Grundsatz 4: Jedes Kind hat das Recht, in Gesundheit heranzuwachsen und zu reifen. Deshalb genießen Mutter und Kind besondere Fürsorge und Schutz von Anfang an.
Grundsatz 5: Jedes Kind, das körperlich, geistig oder sozial behindert ist, erhält diejenige besondere Behandlung, Erziehung und Fürsorge, die sein Zustand und seine Lage erfordern.
Grundsatz 6: Jedes Kind hat ein Recht auf Erziehung und finanzielle Sicherheit. Die Eltern haben dafür die Verantwortung zu tragen.

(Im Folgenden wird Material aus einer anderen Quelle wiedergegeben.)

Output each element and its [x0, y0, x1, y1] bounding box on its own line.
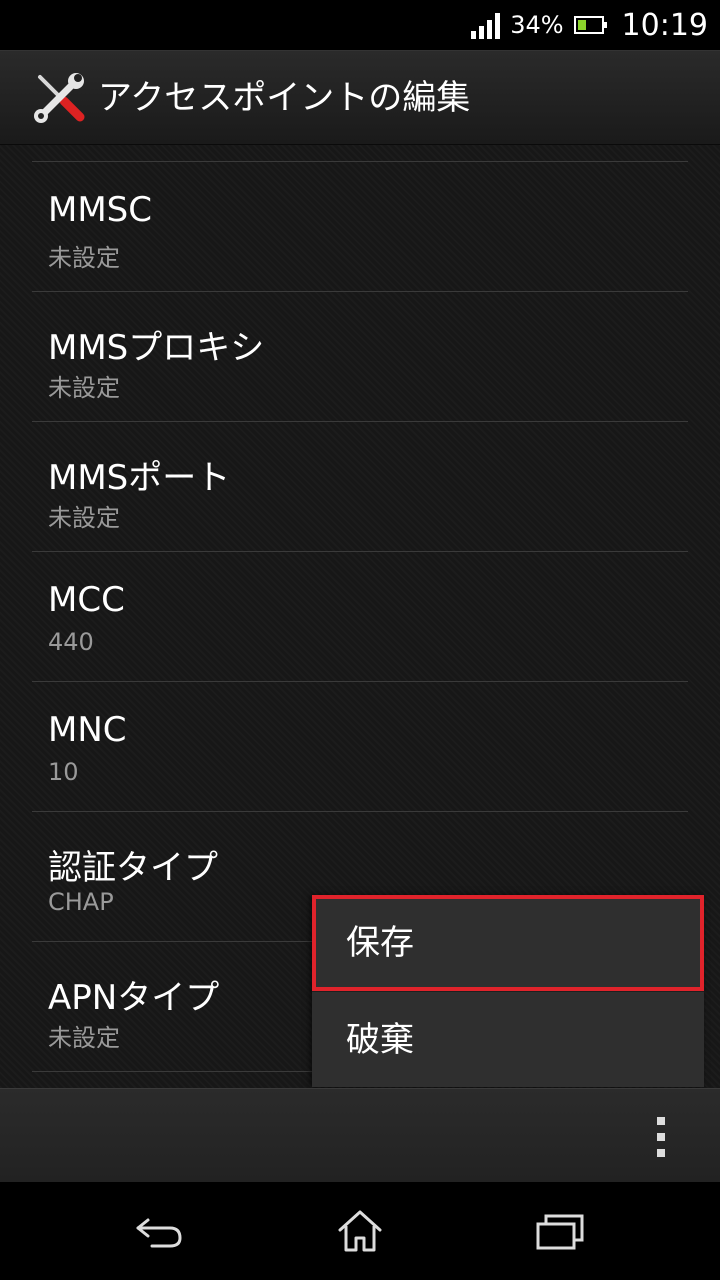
setting-title: MCC	[48, 580, 125, 620]
setting-mnc[interactable]: MNC 10	[32, 681, 688, 811]
setting-title: MNC	[48, 710, 127, 750]
signal-icon	[471, 11, 501, 39]
setting-title: MMSプロキシ	[48, 328, 265, 368]
options-menu: 保存 破棄	[312, 895, 704, 1087]
setting-value: 440	[48, 628, 94, 656]
setting-mcc[interactable]: MCC 440	[32, 551, 688, 681]
back-icon[interactable]	[130, 1206, 190, 1256]
setting-value: 10	[48, 758, 79, 786]
navigation-bar	[0, 1182, 720, 1280]
setting-value: 未設定	[48, 244, 120, 272]
setting-title: MMSC	[48, 190, 152, 230]
clock: 10:19	[621, 7, 708, 43]
discard-menu-item[interactable]: 破棄	[312, 991, 704, 1087]
recent-apps-icon[interactable]	[530, 1206, 590, 1256]
bottom-action-bar	[0, 1088, 720, 1182]
setting-title: MMSポート	[48, 458, 231, 498]
setting-title: 認証タイプ	[48, 848, 218, 888]
setting-value: 未設定	[48, 374, 120, 402]
setting-mms-proxy[interactable]: MMSプロキシ 未設定	[32, 291, 688, 421]
battery-icon	[573, 16, 607, 34]
setting-value: 未設定	[48, 1024, 120, 1052]
status-icons: 34% 10:19	[471, 0, 708, 50]
more-vertical-icon[interactable]	[646, 1117, 676, 1157]
setting-value: CHAP	[48, 888, 114, 916]
save-menu-item[interactable]: 保存	[312, 895, 704, 991]
wrench-screwdriver-icon	[34, 73, 85, 123]
battery-percent: 34%	[510, 11, 564, 39]
page-title: アクセスポイントの編集	[98, 78, 471, 118]
home-icon[interactable]	[330, 1206, 390, 1256]
setting-title: APNタイプ	[48, 978, 220, 1018]
setting-mms-port[interactable]: MMSポート 未設定	[32, 421, 688, 551]
status-bar: 34% 10:19	[0, 0, 720, 50]
setting-value: 未設定	[48, 504, 120, 532]
action-bar: アクセスポイントの編集	[0, 50, 720, 145]
setting-mmsc[interactable]: MMSC 未設定	[32, 161, 688, 291]
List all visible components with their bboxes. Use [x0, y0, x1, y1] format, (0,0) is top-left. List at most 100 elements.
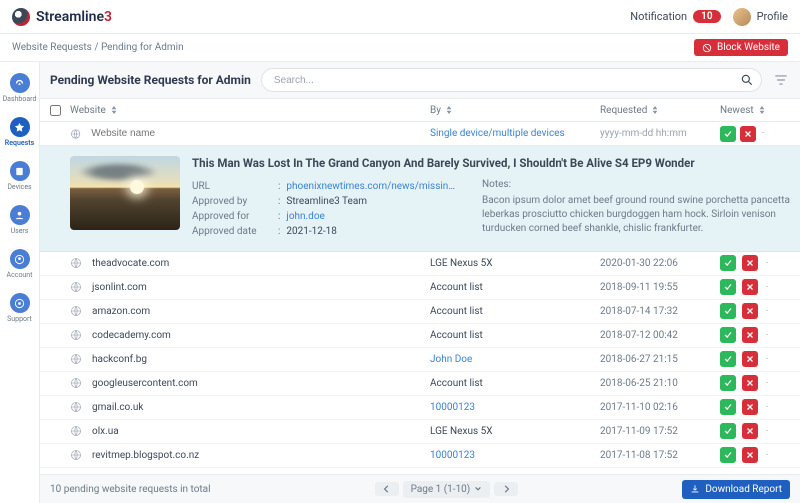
row-menu[interactable]: ·: [764, 282, 770, 293]
reject-button[interactable]: [742, 399, 758, 415]
reject-button[interactable]: [742, 447, 758, 463]
reject-button[interactable]: [742, 303, 758, 319]
check-icon: [723, 378, 733, 388]
approve-all-button[interactable]: [720, 126, 736, 142]
profile-link[interactable]: Profile: [733, 8, 788, 26]
x-icon: [745, 330, 755, 340]
col-by[interactable]: By: [430, 105, 600, 116]
row-menu[interactable]: ·: [764, 450, 770, 461]
row-site: hackconf.bg: [92, 354, 147, 365]
nav-users[interactable]: Users: [2, 200, 38, 240]
approve-button[interactable]: [720, 447, 736, 463]
breadcrumb[interactable]: Website Requests / Pending for Admin: [12, 42, 184, 53]
row-menu[interactable]: ·: [764, 258, 770, 269]
x-icon: [745, 450, 755, 460]
row-by: Account list: [430, 330, 600, 341]
reject-button[interactable]: [742, 327, 758, 343]
row-site: googleusercontent.com: [92, 378, 198, 389]
table-row[interactable]: jsonlint.comAccount list2018-09-11 19:55…: [40, 276, 800, 300]
col-requested[interactable]: Requested: [600, 105, 720, 116]
select-all-checkbox[interactable]: [50, 105, 61, 116]
pager-prev[interactable]: [375, 482, 399, 496]
check-icon: [723, 306, 733, 316]
filter-date-input[interactable]: yyyy-mm-dd hh:mm: [600, 128, 720, 139]
block-website-button[interactable]: Block Website: [694, 39, 788, 56]
table-row[interactable]: olx.uaLGE Nexus 5X2017-11-09 17:52·: [40, 420, 800, 444]
col-website[interactable]: Website: [70, 105, 430, 116]
table-row[interactable]: amazon.comAccount list2018-07-14 17:32·: [40, 300, 800, 324]
approve-button[interactable]: [720, 255, 736, 271]
approve-button[interactable]: [720, 279, 736, 295]
approve-button[interactable]: [720, 303, 736, 319]
reject-button[interactable]: [742, 279, 758, 295]
filter-by-select[interactable]: Single device/multiple devices: [430, 128, 600, 139]
row-menu[interactable]: ·: [764, 306, 770, 317]
table-row[interactable]: theadvocate.comLGE Nexus 5X2020-01-30 22…: [40, 252, 800, 276]
nav-devices[interactable]: Devices: [2, 156, 38, 196]
row-site: jsonlint.com: [92, 282, 147, 293]
nav-requests[interactable]: Requests: [2, 112, 38, 152]
reject-button[interactable]: [742, 255, 758, 271]
row-menu[interactable]: ·: [764, 330, 770, 341]
reject-button[interactable]: [742, 351, 758, 367]
sort-icon: [110, 106, 118, 114]
row-by[interactable]: 10000123: [430, 402, 600, 413]
notification-count-badge: 10: [693, 10, 720, 23]
detail-url[interactable]: phoenixnewtimes.com/news/missing-man-gra…: [286, 181, 456, 192]
table-row[interactable]: gmail.co.uk100001232017-11-10 02:16·: [40, 396, 800, 420]
row-by: Account list: [430, 306, 600, 317]
row-menu[interactable]: ·: [764, 378, 770, 389]
brand-name: Streamline: [36, 9, 104, 25]
table-row[interactable]: codecademy.comAccount list2018-07-12 00:…: [40, 324, 800, 348]
table-row[interactable]: hackconf.bg John Doe2018-06-27 21:15 ·: [40, 348, 800, 372]
row-menu[interactable]: ·: [764, 402, 770, 413]
download-report-button[interactable]: Download Report: [682, 480, 790, 499]
check-icon: [723, 330, 733, 340]
row-site: theadvocate.com: [92, 258, 169, 269]
notification-label: Notification: [630, 10, 687, 23]
detail-approved-date: 2021-12-18: [286, 226, 337, 237]
brand[interactable]: Streamline3: [12, 8, 112, 26]
check-icon: [723, 354, 733, 364]
approve-button[interactable]: [720, 423, 736, 439]
col-newest[interactable]: Newest: [720, 105, 790, 116]
total-count: 10 pending website requests in total: [50, 484, 211, 495]
pager-next[interactable]: [494, 482, 518, 496]
account-icon: [10, 249, 30, 269]
row-by[interactable]: 10000123: [430, 450, 600, 461]
reject-all-button[interactable]: [740, 126, 756, 142]
detail-approved-for[interactable]: john.doe: [286, 211, 324, 222]
filter-website-input[interactable]: [91, 128, 430, 139]
gauge-icon: [10, 73, 30, 93]
globe-icon: [70, 353, 82, 365]
globe-icon: [70, 305, 82, 317]
chevron-right-icon: [502, 485, 510, 493]
row-site: olx.ua: [92, 426, 119, 437]
nav-dashboard[interactable]: Dashboard: [2, 68, 38, 108]
avatar-icon: [733, 8, 751, 26]
reject-button[interactable]: [742, 423, 758, 439]
globe-icon: [70, 449, 82, 461]
reject-button[interactable]: [742, 375, 758, 391]
approve-button[interactable]: [720, 399, 736, 415]
approve-button[interactable]: [720, 327, 736, 343]
globe-icon: [70, 401, 82, 413]
search-input[interactable]: [261, 68, 762, 92]
row-by[interactable]: John Doe: [430, 354, 600, 365]
table-body: theadvocate.comLGE Nexus 5X2020-01-30 22…: [40, 252, 800, 475]
filter-button[interactable]: [772, 71, 790, 89]
profile-label: Profile: [757, 10, 788, 23]
row-menu[interactable]: ·: [764, 426, 770, 437]
row-requested: 2018-06-27 21:15: [600, 354, 720, 365]
approve-button[interactable]: [720, 375, 736, 391]
row-menu[interactable]: ·: [764, 354, 770, 365]
table-row[interactable]: revitmep.blogspot.co.nz100001232017-11-0…: [40, 444, 800, 468]
nav-support[interactable]: Support: [2, 288, 38, 328]
row-requested: 2017-11-10 02:16: [600, 402, 720, 413]
table-row[interactable]: googleusercontent.comAccount list2018-06…: [40, 372, 800, 396]
pager-page[interactable]: Page 1 (1-10): [403, 481, 491, 498]
approve-button[interactable]: [720, 351, 736, 367]
nav-account[interactable]: Account: [2, 244, 38, 284]
notification-link[interactable]: Notification 10: [630, 10, 720, 23]
row-menu[interactable]: ·: [760, 128, 766, 139]
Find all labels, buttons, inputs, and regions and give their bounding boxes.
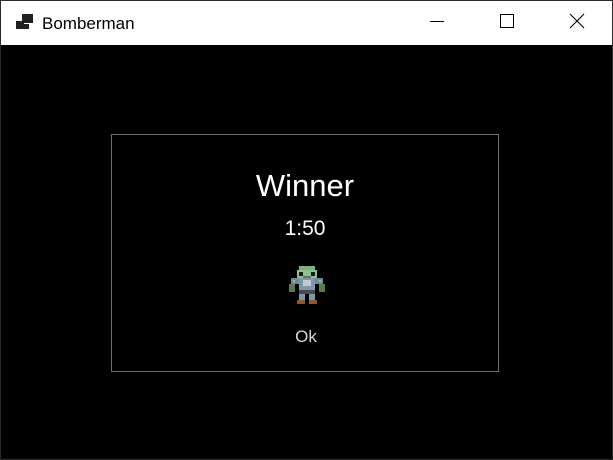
close-button[interactable] (542, 1, 612, 45)
player-sprite-icon (287, 262, 327, 306)
application-window: Bomberman Winner 1:50 Ok (0, 0, 613, 460)
winner-title: Winner (255, 168, 355, 203)
minimize-button[interactable] (402, 1, 472, 45)
maximize-icon (499, 13, 515, 34)
app-window-icon (15, 13, 35, 33)
ok-button[interactable]: Ok (275, 324, 337, 350)
title-bar[interactable]: Bomberman (1, 1, 612, 45)
close-icon (569, 13, 585, 34)
window-title: Bomberman (42, 14, 135, 33)
winner-dialog: Winner 1:50 Ok (111, 134, 499, 372)
winner-time: 1:50 (284, 217, 326, 240)
maximize-button[interactable] (472, 1, 542, 45)
minimize-icon (429, 13, 445, 34)
game-area: Winner 1:50 Ok (1, 45, 612, 459)
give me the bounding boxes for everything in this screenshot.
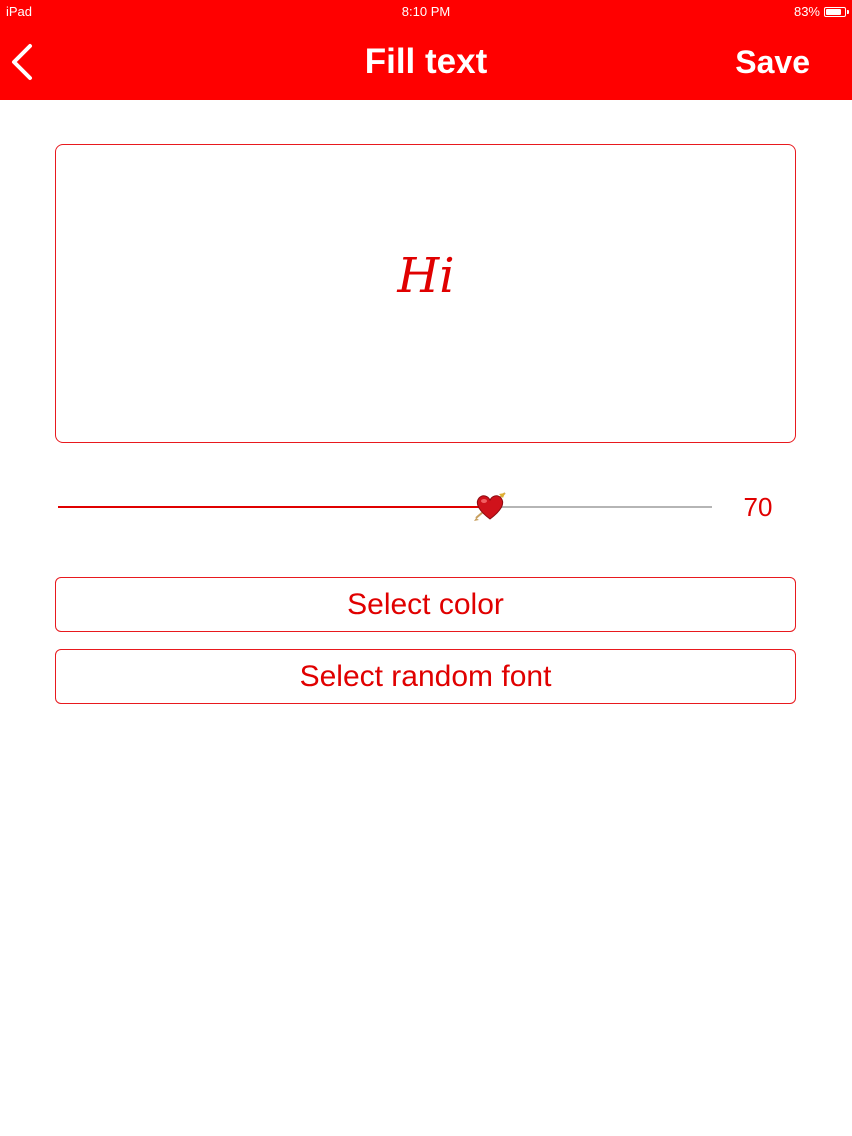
heart-arrow-icon[interactable] xyxy=(472,488,508,524)
battery-fill xyxy=(826,8,841,15)
select-random-font-button[interactable]: Select random font xyxy=(55,649,796,704)
save-button[interactable]: Save xyxy=(735,44,810,81)
page-title: Fill text xyxy=(364,42,488,81)
select-color-button[interactable]: Select color xyxy=(55,577,796,632)
status-time: 8:10 PM xyxy=(401,4,451,19)
slider-track-fill xyxy=(58,506,490,508)
slider-value: 70 xyxy=(743,492,773,522)
battery-percent: 83% xyxy=(793,4,820,19)
battery-nub xyxy=(847,9,849,14)
navigation-bar: iPad 8:10 PM 83% Fill text Save xyxy=(0,0,852,100)
battery-status: 83% xyxy=(793,4,849,19)
battery-icon xyxy=(824,6,849,17)
status-bar: iPad 8:10 PM 83% xyxy=(0,0,852,24)
size-slider[interactable] xyxy=(58,486,712,526)
preview-text: Hi xyxy=(397,248,455,304)
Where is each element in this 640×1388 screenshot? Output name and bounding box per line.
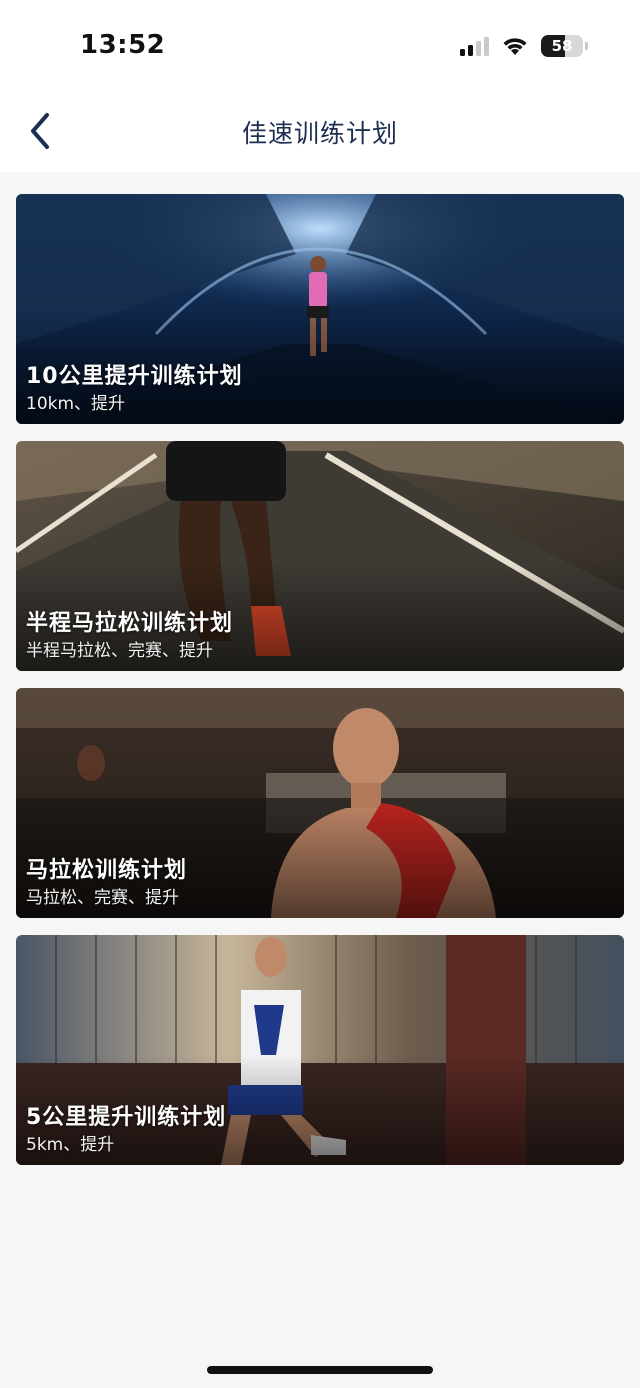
plan-tags: 5km、提升 [26, 1135, 115, 1155]
app-screen: 13:52 58 佳速训练计划 10公里提升训练计划 10km、提升 半程马拉松… [0, 0, 640, 1388]
cellular-signal-icon [460, 36, 489, 56]
plan-tags: 马拉松、完赛、提升 [26, 888, 179, 908]
status-bar: 13:52 58 [0, 0, 640, 92]
plan-card-marathon[interactable]: 马拉松训练计划 马拉松、完赛、提升 [16, 688, 624, 918]
plan-title: 半程马拉松训练计划 [26, 611, 234, 636]
plan-tags: 10km、提升 [26, 394, 126, 414]
battery-icon: 58 [541, 35, 583, 57]
status-icons: 58 [460, 35, 588, 57]
plan-title: 马拉松训练计划 [26, 858, 188, 883]
home-indicator[interactable] [207, 1366, 433, 1374]
plan-title: 10公里提升训练计划 [26, 364, 243, 389]
page-title: 佳速训练计划 [241, 119, 398, 148]
plan-card-5km[interactable]: 5公里提升训练计划 5km、提升 [16, 935, 624, 1165]
plan-card-10km[interactable]: 10公里提升训练计划 10km、提升 [16, 194, 624, 424]
nav-bar: 佳速训练计划 [0, 92, 640, 172]
battery-percent: 58 [551, 37, 573, 55]
plan-title: 5公里提升训练计划 [26, 1105, 227, 1130]
plan-card-half-marathon[interactable]: 半程马拉松训练计划 半程马拉松、完赛、提升 [16, 441, 624, 671]
status-time: 13:52 [80, 30, 166, 60]
battery-tip [585, 42, 588, 50]
plan-list: 10公里提升训练计划 10km、提升 半程马拉松训练计划 半程马拉松、完赛、提升… [16, 194, 624, 1182]
plan-tags: 半程马拉松、完赛、提升 [26, 641, 213, 661]
wifi-icon [503, 38, 527, 55]
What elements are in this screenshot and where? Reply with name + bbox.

Grundsatz 7: Jedes Kind hat das Recht auf eine Schulausbildung und der Unterricht darf kein Geld kosten. Die allgemeine Bildung soll gefördert werden. Es soll Verständnis für andere Menschen entwickeln und lernen, eine moralische und soziale Unterstützung für die menschliche Gesellschaft zu sein. In der Schule muss das Kind die Möglichkeit haben, alle seine Fähigkeiten zu entwickeln.
Grundsatz 8: Jedes Kind ist in allen Notlagen an die vorderste Stelle zu setzen.